Una
mirada hacia el misterio trinitario nos esclarece que el Dios de los cristianos
no tiene nada que ver con aquel "soberano solitario" contra el que
luchan racional y, sobre todo, emocionalmente algunos representantes de la
teología feminista. En Dios hay lugar para el otro, para los demás. En su
interior se nos descubre un nosotros eterno, una vida de amor y entrega
infinitos entre el Padre y el Hijo en el Espíritu Santo. La divinidad la posee
el Padre en la absoluta comunión con el Hijo y con el Espíritu Santo.
En la Trinidad, "la totalidad de la
Persona es apertura a la otra, paradigma supremo de la sinceridad y libertad
espiritual a la que deben tender las relaciones interpersonales humanas." Existe
en Dios completa unidad y, a la vez, se pueden descubrir diferencias constantes
que nada tienen que ver con diferencias jerárquicas o de grados de importancia.

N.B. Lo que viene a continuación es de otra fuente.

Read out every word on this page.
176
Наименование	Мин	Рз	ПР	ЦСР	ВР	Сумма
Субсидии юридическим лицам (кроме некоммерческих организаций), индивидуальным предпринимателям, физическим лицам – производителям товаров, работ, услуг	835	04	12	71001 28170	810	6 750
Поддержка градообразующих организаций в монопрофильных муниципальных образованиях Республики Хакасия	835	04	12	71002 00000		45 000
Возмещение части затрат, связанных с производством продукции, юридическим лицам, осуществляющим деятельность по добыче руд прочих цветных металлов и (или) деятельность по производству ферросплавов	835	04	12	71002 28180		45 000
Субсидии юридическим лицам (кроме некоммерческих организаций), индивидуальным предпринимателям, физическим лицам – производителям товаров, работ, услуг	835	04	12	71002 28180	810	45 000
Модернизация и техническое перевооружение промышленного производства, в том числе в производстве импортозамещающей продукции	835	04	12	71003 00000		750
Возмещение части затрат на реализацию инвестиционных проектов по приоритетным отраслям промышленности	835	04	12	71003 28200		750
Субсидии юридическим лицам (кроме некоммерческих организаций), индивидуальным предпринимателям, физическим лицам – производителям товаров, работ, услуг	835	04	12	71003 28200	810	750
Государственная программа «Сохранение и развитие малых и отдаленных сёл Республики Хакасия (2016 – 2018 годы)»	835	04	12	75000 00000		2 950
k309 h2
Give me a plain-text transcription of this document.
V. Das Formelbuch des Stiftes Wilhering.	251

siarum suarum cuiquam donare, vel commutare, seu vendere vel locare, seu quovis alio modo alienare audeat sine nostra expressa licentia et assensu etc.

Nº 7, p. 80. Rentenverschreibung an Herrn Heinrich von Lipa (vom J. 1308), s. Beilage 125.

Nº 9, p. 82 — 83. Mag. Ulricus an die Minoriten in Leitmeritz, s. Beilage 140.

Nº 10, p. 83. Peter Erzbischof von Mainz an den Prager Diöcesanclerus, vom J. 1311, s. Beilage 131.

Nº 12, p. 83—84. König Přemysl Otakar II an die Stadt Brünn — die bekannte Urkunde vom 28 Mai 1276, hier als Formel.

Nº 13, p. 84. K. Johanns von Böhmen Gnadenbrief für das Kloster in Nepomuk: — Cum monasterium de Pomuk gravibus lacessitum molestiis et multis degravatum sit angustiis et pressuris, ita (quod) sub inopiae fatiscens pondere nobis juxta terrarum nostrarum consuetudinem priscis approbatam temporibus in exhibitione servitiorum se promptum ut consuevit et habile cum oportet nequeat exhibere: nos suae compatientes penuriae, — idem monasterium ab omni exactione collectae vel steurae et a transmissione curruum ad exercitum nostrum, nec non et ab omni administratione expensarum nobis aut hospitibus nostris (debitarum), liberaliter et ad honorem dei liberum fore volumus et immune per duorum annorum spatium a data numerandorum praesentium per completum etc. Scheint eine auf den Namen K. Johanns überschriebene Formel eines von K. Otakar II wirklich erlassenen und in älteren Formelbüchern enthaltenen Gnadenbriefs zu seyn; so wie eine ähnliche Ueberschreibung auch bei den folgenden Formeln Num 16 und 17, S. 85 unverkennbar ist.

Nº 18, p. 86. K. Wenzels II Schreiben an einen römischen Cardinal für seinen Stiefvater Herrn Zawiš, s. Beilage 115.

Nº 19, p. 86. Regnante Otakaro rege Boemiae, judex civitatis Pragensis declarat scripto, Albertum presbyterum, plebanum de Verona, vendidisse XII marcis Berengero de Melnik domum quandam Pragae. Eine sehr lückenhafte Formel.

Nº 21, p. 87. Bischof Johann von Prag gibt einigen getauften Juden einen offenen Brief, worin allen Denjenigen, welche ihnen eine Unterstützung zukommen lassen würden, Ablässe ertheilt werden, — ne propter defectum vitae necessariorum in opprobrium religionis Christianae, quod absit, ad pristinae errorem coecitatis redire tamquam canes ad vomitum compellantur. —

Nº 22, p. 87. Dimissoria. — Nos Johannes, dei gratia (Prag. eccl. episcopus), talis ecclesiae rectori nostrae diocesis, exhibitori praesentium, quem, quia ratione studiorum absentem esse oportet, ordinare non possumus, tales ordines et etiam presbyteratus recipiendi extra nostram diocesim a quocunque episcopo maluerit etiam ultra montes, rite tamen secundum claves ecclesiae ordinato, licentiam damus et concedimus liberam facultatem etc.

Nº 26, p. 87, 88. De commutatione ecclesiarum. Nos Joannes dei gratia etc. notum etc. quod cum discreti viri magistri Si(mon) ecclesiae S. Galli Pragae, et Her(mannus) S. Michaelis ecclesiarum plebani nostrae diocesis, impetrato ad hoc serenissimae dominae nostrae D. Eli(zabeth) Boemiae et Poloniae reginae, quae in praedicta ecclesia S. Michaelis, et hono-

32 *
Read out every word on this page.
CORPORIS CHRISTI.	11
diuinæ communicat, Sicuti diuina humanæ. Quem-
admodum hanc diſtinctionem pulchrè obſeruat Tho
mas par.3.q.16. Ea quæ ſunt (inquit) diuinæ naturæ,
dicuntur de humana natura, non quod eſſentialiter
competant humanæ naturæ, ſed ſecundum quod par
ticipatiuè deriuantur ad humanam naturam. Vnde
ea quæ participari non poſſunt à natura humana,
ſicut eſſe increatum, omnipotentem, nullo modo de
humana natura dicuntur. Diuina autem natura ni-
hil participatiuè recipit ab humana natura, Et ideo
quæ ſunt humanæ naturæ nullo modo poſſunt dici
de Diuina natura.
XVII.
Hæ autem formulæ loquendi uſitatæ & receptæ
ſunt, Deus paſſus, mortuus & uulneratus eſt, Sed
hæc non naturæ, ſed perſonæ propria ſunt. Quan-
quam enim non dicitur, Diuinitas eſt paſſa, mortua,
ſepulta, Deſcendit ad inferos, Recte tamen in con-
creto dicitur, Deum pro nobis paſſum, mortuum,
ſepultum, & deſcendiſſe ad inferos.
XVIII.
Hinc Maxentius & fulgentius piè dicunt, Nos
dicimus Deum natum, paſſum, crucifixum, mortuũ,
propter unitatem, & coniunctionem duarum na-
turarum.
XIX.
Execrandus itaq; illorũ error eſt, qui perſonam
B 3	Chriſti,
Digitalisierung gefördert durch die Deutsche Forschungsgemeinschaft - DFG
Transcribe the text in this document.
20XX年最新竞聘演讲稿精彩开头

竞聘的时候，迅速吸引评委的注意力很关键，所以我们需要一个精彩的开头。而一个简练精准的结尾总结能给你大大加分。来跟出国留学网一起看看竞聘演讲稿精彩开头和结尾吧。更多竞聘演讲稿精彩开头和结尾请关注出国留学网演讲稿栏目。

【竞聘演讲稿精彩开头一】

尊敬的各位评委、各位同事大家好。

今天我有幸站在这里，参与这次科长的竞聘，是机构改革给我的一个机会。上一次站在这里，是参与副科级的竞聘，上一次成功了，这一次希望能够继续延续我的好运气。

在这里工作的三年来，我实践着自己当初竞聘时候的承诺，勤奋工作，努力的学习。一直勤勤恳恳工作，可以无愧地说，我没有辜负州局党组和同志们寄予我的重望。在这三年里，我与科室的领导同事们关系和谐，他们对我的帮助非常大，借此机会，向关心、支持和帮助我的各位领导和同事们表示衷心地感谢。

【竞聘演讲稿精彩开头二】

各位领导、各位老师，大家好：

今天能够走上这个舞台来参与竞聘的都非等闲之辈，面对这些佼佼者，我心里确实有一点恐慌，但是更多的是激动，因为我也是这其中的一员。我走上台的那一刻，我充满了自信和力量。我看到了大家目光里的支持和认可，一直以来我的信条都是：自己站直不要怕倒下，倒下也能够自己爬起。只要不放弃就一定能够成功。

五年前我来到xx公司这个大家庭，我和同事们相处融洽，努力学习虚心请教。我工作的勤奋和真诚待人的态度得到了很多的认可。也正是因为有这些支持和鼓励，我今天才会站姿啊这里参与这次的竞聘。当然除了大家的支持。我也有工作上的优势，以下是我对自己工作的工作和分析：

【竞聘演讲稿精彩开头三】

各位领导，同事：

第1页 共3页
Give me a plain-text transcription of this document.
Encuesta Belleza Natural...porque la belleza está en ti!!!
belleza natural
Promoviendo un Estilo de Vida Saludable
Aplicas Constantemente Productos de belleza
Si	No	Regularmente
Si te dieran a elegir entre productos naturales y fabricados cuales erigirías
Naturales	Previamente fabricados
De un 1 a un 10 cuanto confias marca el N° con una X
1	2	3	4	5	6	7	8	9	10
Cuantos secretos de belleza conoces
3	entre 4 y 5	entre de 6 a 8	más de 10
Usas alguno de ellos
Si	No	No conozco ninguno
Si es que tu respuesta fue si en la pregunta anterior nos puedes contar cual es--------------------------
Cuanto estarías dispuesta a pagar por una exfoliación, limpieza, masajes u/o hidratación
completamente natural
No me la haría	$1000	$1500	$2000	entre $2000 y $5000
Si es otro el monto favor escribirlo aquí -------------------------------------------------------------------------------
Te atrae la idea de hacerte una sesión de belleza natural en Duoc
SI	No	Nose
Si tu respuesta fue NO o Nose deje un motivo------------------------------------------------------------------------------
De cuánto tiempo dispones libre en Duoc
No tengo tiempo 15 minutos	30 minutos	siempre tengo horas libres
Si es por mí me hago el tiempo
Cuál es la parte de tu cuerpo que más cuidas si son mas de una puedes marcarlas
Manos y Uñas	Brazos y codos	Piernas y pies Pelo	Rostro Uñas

Las mujeres que profundicen en este misterio no pueden sentirse oprimidas o
heridas por estos nombres masculinos de Dios. Padre e Hijo les revelan
precisamente que la distinción es igual de originaria e importante que la
igualdad, que es justamente ella la que hace posible la comunión divina.
Comprender
esto significa poder aceptar las diferencias entre las personas humanas como enriquecimiento.
Y se
comprende cómo llegar al auténtico desarrollo del proprio yo: en la dedicación
afectuosa al otro, al tú divino y al humano.